A good data scientist manager is responsible for managing the project and the people on the team. Good data management is curious, humble, and willing to listen and discuss problems and successes with others. Everyone on the team must understand that no matter how well-informed they are, they can only solve some issues. The collective team approach will yield better solutions and insights into the problems that must tackle than an individual.

5. Define the Process

A data science process that is effective is essential for data science management. The team that is working on the project will always discuss and approve the final approach. Discussions should also include frameworks like CRISP-DM that will help to structure communication between the data science team and stakeholders.

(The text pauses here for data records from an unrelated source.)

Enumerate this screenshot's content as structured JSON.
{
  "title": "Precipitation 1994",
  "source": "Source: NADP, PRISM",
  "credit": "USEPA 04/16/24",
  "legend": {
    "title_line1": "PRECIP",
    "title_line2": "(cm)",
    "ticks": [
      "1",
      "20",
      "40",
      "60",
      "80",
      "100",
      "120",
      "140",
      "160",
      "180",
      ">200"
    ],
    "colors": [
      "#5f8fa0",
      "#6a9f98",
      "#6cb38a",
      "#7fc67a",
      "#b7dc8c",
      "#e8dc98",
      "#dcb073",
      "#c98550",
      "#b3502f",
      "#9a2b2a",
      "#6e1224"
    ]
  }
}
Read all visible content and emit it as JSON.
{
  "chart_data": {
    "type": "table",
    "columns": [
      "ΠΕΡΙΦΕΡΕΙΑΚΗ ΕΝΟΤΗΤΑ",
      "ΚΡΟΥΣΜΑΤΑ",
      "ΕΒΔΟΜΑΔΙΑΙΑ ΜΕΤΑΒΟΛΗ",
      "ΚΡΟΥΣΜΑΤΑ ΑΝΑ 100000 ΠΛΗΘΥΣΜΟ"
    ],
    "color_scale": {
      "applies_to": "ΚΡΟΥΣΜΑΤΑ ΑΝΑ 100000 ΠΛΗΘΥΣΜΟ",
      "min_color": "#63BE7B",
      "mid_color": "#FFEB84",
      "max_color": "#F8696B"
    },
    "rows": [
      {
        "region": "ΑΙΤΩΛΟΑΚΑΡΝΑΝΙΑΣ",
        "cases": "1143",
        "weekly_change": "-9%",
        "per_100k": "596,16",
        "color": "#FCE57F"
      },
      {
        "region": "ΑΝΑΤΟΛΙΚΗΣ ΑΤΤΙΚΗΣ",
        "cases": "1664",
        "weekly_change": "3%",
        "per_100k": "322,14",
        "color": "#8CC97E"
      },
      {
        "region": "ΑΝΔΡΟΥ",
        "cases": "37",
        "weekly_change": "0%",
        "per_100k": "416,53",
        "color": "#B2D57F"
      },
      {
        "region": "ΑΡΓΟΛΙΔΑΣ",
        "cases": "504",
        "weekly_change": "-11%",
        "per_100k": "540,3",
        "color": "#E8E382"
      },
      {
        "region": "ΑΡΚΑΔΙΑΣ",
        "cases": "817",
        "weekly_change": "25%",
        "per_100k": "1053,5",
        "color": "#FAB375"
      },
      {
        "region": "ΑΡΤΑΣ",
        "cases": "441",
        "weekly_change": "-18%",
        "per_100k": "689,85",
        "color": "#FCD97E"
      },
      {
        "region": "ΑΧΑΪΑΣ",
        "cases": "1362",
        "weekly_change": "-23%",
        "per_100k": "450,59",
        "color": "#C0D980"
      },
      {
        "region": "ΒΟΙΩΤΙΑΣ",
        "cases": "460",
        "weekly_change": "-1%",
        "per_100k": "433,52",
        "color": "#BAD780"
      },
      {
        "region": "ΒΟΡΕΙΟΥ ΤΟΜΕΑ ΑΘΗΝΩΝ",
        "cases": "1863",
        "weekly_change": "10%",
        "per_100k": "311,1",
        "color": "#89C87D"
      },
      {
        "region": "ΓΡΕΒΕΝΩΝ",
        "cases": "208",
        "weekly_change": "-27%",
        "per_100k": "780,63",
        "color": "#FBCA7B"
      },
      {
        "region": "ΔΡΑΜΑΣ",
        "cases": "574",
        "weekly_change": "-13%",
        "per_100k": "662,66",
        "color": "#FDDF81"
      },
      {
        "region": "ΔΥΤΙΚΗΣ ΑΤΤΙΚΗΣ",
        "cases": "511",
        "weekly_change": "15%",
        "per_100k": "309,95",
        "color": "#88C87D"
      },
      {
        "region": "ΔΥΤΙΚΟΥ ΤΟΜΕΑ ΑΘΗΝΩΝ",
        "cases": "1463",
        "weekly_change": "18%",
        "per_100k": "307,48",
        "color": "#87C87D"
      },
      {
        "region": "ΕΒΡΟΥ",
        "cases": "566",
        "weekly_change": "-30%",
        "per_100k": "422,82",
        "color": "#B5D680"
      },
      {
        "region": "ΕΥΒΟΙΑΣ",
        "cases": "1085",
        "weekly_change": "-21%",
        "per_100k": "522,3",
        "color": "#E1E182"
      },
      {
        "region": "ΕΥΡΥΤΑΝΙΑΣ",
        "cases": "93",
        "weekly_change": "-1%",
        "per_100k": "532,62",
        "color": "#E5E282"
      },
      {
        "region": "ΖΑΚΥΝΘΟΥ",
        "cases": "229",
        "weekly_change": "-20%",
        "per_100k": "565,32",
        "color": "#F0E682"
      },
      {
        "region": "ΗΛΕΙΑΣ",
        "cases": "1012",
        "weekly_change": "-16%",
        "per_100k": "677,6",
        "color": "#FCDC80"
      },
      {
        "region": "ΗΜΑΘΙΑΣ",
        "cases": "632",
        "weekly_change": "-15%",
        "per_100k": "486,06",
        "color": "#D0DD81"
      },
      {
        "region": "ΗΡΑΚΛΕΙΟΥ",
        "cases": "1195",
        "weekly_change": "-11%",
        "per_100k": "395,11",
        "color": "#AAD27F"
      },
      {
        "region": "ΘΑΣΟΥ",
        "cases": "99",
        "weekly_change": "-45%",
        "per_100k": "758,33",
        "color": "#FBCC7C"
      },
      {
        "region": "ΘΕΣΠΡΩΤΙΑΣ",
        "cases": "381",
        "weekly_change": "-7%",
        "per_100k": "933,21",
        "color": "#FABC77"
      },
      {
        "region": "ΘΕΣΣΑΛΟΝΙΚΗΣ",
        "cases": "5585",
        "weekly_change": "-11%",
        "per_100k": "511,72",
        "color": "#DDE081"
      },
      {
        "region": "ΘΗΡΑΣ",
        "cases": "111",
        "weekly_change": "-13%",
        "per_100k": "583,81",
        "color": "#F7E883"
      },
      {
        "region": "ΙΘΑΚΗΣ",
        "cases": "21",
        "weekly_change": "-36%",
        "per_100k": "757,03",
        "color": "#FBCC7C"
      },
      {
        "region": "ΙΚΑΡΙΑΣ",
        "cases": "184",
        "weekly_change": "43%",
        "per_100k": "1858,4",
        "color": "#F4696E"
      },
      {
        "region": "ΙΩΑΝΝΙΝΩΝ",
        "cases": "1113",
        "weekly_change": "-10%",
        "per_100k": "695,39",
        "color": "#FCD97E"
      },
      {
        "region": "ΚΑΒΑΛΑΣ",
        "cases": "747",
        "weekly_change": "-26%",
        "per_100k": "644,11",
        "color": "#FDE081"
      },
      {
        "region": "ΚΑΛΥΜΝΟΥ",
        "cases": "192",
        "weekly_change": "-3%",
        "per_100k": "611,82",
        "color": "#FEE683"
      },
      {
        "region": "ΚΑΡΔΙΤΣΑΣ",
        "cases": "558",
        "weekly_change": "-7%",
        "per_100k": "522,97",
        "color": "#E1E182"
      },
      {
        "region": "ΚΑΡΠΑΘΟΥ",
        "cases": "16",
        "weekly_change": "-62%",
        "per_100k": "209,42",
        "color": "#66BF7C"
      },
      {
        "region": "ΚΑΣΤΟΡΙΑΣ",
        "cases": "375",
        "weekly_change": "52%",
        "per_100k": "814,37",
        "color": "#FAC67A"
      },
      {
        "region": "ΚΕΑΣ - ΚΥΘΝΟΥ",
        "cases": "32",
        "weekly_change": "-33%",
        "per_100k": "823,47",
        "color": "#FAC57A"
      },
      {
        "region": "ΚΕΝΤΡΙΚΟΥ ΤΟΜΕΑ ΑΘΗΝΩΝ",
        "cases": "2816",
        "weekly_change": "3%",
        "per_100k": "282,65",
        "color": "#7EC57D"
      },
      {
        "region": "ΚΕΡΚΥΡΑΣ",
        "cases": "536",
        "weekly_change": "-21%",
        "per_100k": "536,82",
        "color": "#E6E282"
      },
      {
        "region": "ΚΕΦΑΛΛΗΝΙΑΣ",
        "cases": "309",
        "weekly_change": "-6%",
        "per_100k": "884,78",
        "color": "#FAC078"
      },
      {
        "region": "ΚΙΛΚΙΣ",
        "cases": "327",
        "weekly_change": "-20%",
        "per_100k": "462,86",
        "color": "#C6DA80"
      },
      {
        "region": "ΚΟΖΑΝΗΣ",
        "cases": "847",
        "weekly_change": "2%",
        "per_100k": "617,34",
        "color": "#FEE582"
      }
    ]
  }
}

Tips for Data Science Project Management

1. Accessing Data Sets is Crucial

Success or failure in a data-science project depends on the data sets, not the intended outcomes. There may be a possibility that few datasets are varied and better than others. Sometimes, companies may hide the data behind regulatory walls and need help accessing it. Thus, it is crucial to investigate the ownership and take consent to access it from the beginning of the project.

2. Offer Deeper Context

If you want to bring the best value to the project and its success, it is crucial to include developers and designers in the project from its beginning. Using the best mind collectively under the same umbrella brings an understanding of the users, limitations, success, and workarounds. Thus, to manage market issues in some situations, then you require being aggressive about defining the below context:

· Evaluate business goals and success parameters to enhance the license revenue from new customers and minimize the churn rate.

· Search the key constraints and comprehensive use cases for your data science team. Point out the players and their roles in the task.

· Share the research and assets with the company and team members. For example, share the customer issues about its bad user interface and revenue projection with them.

3. Explain the Accuracy Required and How to Handle “Wrong” Answers

At the beginning of every data science project, accuracy is always a topic of discussion. We spend a lot of time and energy determining “somewhat better” than a coin-flip accuracy, but this is insufficient when we risk lives in medical prediction applications by introducing false negatives. Each data science project will have something that surprises you; whether it’s an entirely wrong answer or something new, we learn about the world. You only need the plan to review results by humans and escalate the issue when they seem unfair.

Conclusion

Over the past decade, the business has adopted data science over the past decade to gain valuable insights about its customers, stakeholders, market, and operation to gain a competitive advantage. The landscape of data science will constantly develop, so the organization needs to find approaches to stay ahead of their competition and it enables them to successfully completion of the project.